There is other evidence in the record, independent of that which appellant insists was improperly introduced, to show that during all the time the relations between appellant and deceased were carried on he had a wife living, from whom he had not been divorced. So that a reading of the entire record convinces us that, notwithstanding the testimony given by appellant as ,to the original marriage agreement, there was then no present intention to assume the relation of husband and wife, at least, the conduct is sufficient to show that the deceased had no such intention as he doubtless knew that his status at that time prevented such a relation with appellant. As was said in Armstrong v. Industrial Commission (1915), 161 Wis. 530, 154 N. W. 844: “However innocent the plaintiff may have been, in law her relation with the deceased was an illicit one, and we think it would be neither good law nor good public policy to hold that such a relation established a family relation. * * * What we hold is that living with a man as his wife, when there is no marriage, does not create a family relation within the meaning of the statute.” See, also, Compton v.
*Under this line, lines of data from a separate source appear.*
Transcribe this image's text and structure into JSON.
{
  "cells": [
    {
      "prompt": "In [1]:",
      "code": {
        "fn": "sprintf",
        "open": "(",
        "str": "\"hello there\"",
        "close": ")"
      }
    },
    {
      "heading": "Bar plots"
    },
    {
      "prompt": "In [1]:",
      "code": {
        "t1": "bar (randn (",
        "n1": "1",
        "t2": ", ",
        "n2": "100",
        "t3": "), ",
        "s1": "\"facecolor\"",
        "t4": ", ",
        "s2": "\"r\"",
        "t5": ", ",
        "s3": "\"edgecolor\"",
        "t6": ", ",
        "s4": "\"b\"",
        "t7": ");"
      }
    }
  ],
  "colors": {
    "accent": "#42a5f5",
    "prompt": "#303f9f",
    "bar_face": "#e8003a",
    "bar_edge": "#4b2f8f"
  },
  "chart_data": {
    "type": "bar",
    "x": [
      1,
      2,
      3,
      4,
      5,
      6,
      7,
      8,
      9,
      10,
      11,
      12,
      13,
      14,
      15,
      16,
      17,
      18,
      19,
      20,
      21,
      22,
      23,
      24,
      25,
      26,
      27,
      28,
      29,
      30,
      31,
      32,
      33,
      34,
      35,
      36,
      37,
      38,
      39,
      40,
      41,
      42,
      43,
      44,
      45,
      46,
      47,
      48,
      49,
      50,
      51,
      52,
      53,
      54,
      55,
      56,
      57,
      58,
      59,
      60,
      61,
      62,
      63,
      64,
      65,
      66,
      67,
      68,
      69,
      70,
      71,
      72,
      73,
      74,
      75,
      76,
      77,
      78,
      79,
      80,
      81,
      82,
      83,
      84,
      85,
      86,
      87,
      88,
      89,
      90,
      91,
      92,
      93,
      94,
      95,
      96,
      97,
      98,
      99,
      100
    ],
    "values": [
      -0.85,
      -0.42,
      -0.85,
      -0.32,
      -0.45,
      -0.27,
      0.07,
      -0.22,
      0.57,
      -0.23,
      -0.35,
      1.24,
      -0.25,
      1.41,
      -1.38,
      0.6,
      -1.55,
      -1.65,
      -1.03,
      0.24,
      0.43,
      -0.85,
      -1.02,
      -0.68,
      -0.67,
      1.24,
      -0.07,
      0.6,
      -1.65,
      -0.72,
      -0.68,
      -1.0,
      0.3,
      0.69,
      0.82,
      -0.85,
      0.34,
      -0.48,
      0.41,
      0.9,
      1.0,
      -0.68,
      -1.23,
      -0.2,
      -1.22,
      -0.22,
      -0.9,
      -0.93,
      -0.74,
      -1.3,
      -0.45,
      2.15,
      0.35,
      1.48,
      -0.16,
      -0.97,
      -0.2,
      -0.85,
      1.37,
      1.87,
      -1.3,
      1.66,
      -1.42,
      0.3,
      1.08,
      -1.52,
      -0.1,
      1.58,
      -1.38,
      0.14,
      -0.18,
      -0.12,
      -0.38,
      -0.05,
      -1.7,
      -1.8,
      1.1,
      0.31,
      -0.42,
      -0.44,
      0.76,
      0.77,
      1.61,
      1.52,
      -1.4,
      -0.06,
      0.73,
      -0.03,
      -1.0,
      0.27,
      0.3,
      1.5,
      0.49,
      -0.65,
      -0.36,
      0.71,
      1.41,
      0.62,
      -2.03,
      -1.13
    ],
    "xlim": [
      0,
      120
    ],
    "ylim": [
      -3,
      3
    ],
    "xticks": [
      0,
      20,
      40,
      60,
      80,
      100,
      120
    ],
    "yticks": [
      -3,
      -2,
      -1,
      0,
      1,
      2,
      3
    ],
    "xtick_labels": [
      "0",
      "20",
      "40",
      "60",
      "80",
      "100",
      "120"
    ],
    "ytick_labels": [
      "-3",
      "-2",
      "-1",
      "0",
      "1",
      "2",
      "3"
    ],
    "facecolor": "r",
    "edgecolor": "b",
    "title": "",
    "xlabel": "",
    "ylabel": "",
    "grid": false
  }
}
Benham, supra.

6. Since the Industrial Board has passed upon the evidence in this case, and has held that appellant was not the wife of the decedent at the time of his death, and since the record contains sufficient evidence to warrant that conclusion, it is not for this court to disturb the conclusion reached by the Industrial Board.

Judgment affirmed.

*347Note. — Reported in 117 N. E. 265. Marriage: validity of common-law marriage, L. R. A. 1915E 8, Ann. Cas. 1912D 597, 26 Cyc 836; presumptions in respect to same, 124 Am. St. 118, 26 Cyc 888. Workmen’s Compensation Act: review of facts on appeal, Ann. Cas. 1916B 475, 1918B 647, L. R. A. 1916A 163, 266, 1917D 186.